Sebastian Witowski: W piłkę gram jako obrońca

    23.05.2011
    Sebastian Witowski: W piłkę gram jako obrońca
    - To nie ma dla mnie większego znaczenia, czy będę grać z przodu, czy z tyłu. Zagram tam gdzie ustawi mnie trener - mówi przed nowym sezonem Ekstraligi obrońca-napastnik Comarch Cracovii, Sebastian Witowski.

    - To nie ma dla mnie większego znaczenia, czy będę grać z przodu, czy z tyłu. Zagram tam gdzie ustawi mnie trener - mówi przed nowym sezonem Ekstraligi obrońca-napastnik Comarch Cracovii, Sebastian Witowski.

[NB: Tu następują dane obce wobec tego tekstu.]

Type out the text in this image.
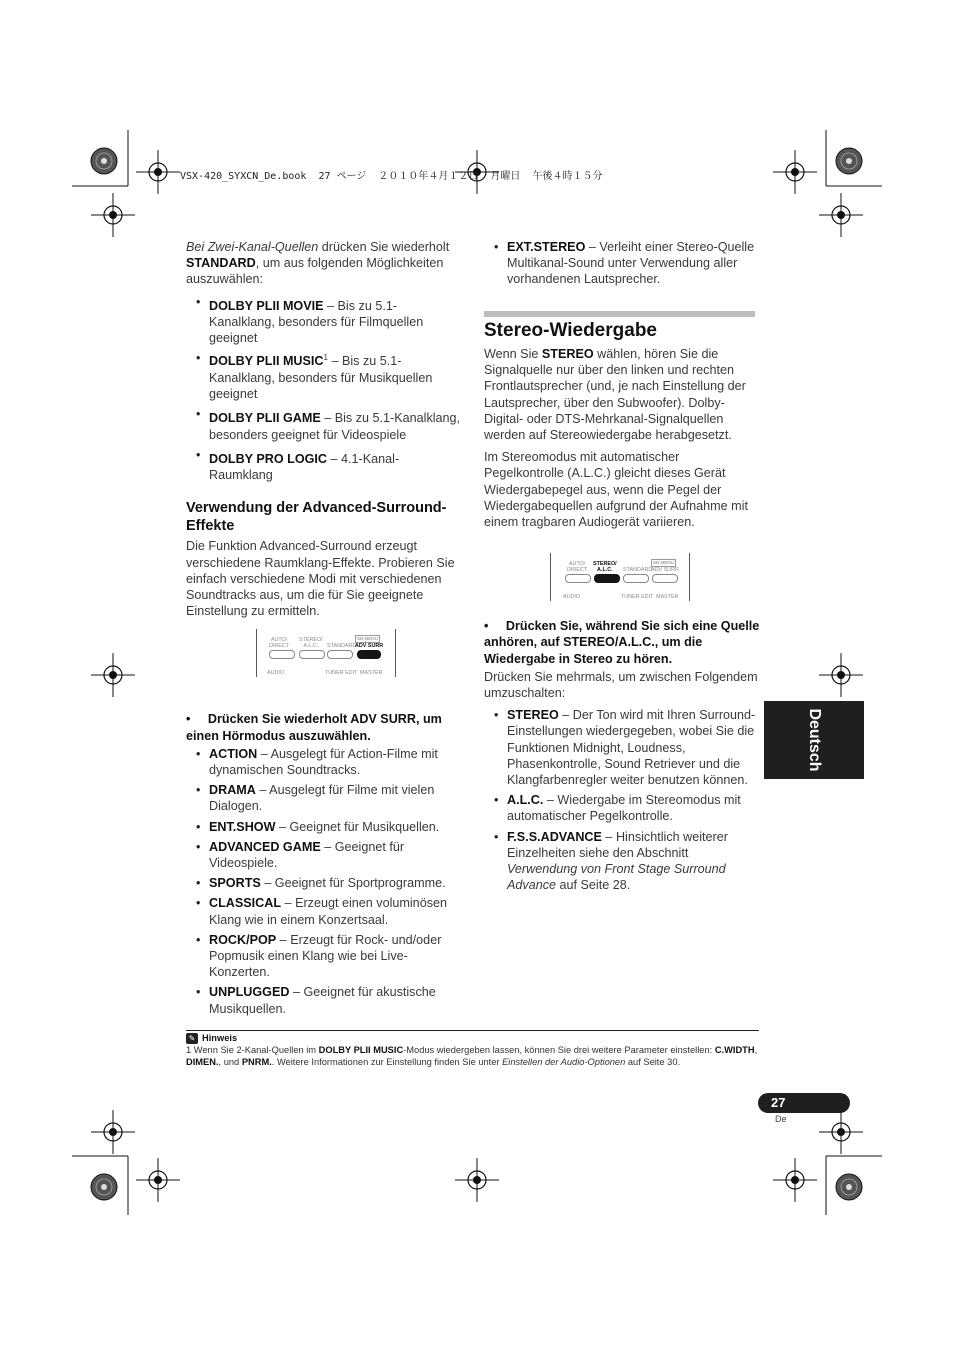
VSX-420_SYXCN_De.book  27 ページ  ２０１０年４月１２日  月曜日  午後４時１５分

Bei Zwei-Kanal-Quellen drücken Sie wiederholt STANDARD, um aus folgenden Möglichkeiten auszuwählen:

• DOLBY PLII MOVIE – Bis zu 5.1-Kanalklang, besonders für Filmquellen geeignet
• DOLBY PLII MUSIC$^1$ – Bis zu 5.1-Kanalklang, besonders für Musikquellen geeignet
• DOLBY PLII GAME – Bis zu 5.1-Kanalklang, besonders geeignet für Videospiele
• DOLBY PRO LOGIC – 4.1-Kanal-Raumklang
Verwendung der Advanced-Surround-Effekte

Die Funktion Advanced-Surround erzeugt verschiedene Raumklang-Effekte. Probieren Sie einfach verschiedene Modi mit verschiedenen Soundtracks aus, um die für Sie geeignete Einstellung zu ermitteln.

• Drücken Sie wiederholt ADV SURR, um einen Hörmodus auszuwählen.
• ACTION – Ausgelegt für Action-Filme mit dynamischen Soundtracks.
• DRAMA – Ausgelegt für Filme mit vielen Dialogen.
• ENT.SHOW – Geeignet für Musikquellen.
• ADVANCED GAME – Geeignet für Videospiele.
• SPORTS – Geeignet für Sportprogramme.
• CLASSICAL – Erzeugt einen voluminösen Klang wie in einem Konzertsaal.
• ROCK/POP – Erzeugt für Rock- und/oder Popmusik einen Klang wie bei Live-Konzerten.
• UNPLUGGED – Geeignet für akustische Musikquellen.
AUTO/
DIRECT
STEREO/
A.L.C.	STANDARD
SB MENU
ADV SURR
AUDIO	TUNER EDIT MASTER
• EXT.STEREO – Verleiht einer Stereo-Quelle Multikanal-Sound unter Verwendung aller vorhandenen Lautsprecher.
Stereo-Wiedergabe

Wenn Sie STEREO wählen, hören Sie die Signalquelle nur über den linken und rechten Frontlautsprecher (und, je nach Einstellung der Lautsprecher, über den Subwoofer). Dolby-Digital- oder DTS-Mehrkanal-Signalquellen werden auf Stereowiedergabe herabgesetzt.

Im Stereomodus mit automatischer Pegelkontrolle (A.L.C.) gleicht dieses Gerät Wiedergabepegel aus, wenn die Pegel der Wiedergabequellen aufgrund der Aufnahme mit einem tragbaren Audiogerät variieren.

• Drücken Sie, während Sie sich eine Quelle anhören, auf STEREO/A.L.C., um die Wiedergabe in Stereo zu hören.

Drücken Sie mehrmals, um zwischen Folgendem umzuschalten:

• STEREO – Der Ton wird mit Ihren Surround-Einstellungen wiedergegeben, wobei Sie die Funktionen Midnight, Loudness, Phasenkontrolle, Sound Retriever und die Klangfarbenregler weiter benutzen können.
• A.L.C. – Wiedergabe im Stereomodus mit automatischer Pegelkontrolle.
• F.S.S.ADVANCE – Hinsichtlich weiterer Einzelheiten siehe den Abschnitt Verwendung von Front Stage Surround Advance auf Seite 28.
AUTO/
DIRECT
STEREO/
A.L.C.	STANDARD
SB MENU
ADV SURR
AUDIO	TUNER EDIT MASTER
Deutsch
✎ Hinweis
1 Wenn Sie 2-Kanal-Quellen im DOLBY PLII MUSIC-Modus wiedergeben lassen, können Sie drei weitere Parameter einstellen: C.WIDTH, DIMEN., und PNRM.. Weitere Informationen zur Einstellung finden Sie unter Einstellen der Audio-Optionen auf Seite 30.
27
De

    - Który to twój okres przygotowawczy z Cracovią?

    - Dziesiąty, z kolei ósmy z trenerem Rohačkiem, bo dochodzi do tego jeszcze rok wspólnej pracy w KTH Krynica.

    - Za każdym razem jest coś nowego?

    - Tak. Trener Rohaček urozmaica nam przygotowania do kolejnych sezonów i każdego roku jest coś nowego. Takie zmiany wpływają dobrze na zawodników, bo nie ma monotonii.

    - Już pierwszy trening pokazał, że wakacje skończyły się na dobre..

    - Zgadza się. Przygotowania zaczęliśmy dwa tygodnie temu od słynnej już górki obok siedziby klubu. Ponadto mamy sporo nowych ćwiczeń, które wymagają siły, ale i odpowiedniej koordynacji ruchowej. Jest ciekawie.

    - Ważnym elementem każdego treningu są rozciągania...

    - Tak, nie robimy tego indywidualnie, ale wszyscy razem. Trener funduje nam stretching po poszczególnych ćwiczeniach. Dzięki niemu można na drugi dzień normalnie wstać z łóżka i bez bólów przyjść na kolejny trening.

    - Niektóre treningi trwają nawet i trzy godziny...

    - Mamy sporo zajęć, biegania, zajęć siłowych. Dla relaksu gramy również w piłkę.

    - Kim będziesz w nadchodzącym sezonie? Napastnikiem, czy obrońcą?

    - W piłkę gram jako obrońca (śmiech). To nie ma dla mnie większego znaczenia, czy będę grać z przodu, czy z tyłu. Zagram tam gdzie ustawi mnie trener.

    - Na treningach jesteście bardzo weseli. Brakowało tej otoczki podczas urlopów?

    - Właściwie przez cały urlop siedziałem w Krakowie i brakowało tych wszystkich rozmów, żartów, docinek. Człowiek robi to całe życie. Oczywiście po sezonie potrzebuje trochę odpoczynku, ale po dwóch, trzech tygodniach już ciągnie go, by znów spotkać się na treningu z chłopakami z drużyny.

    - To jeszcze nie jest ten etap, w którym narzekacie na zmęczenie i trudy przygotowań?

    - Jeszcze nie, zaczęliśmy dopiero dwa tygodnie temu. Oczywiście jest zmęczenie - fizyczne i psychiczne, ale na razie dajemy radę (śmiech).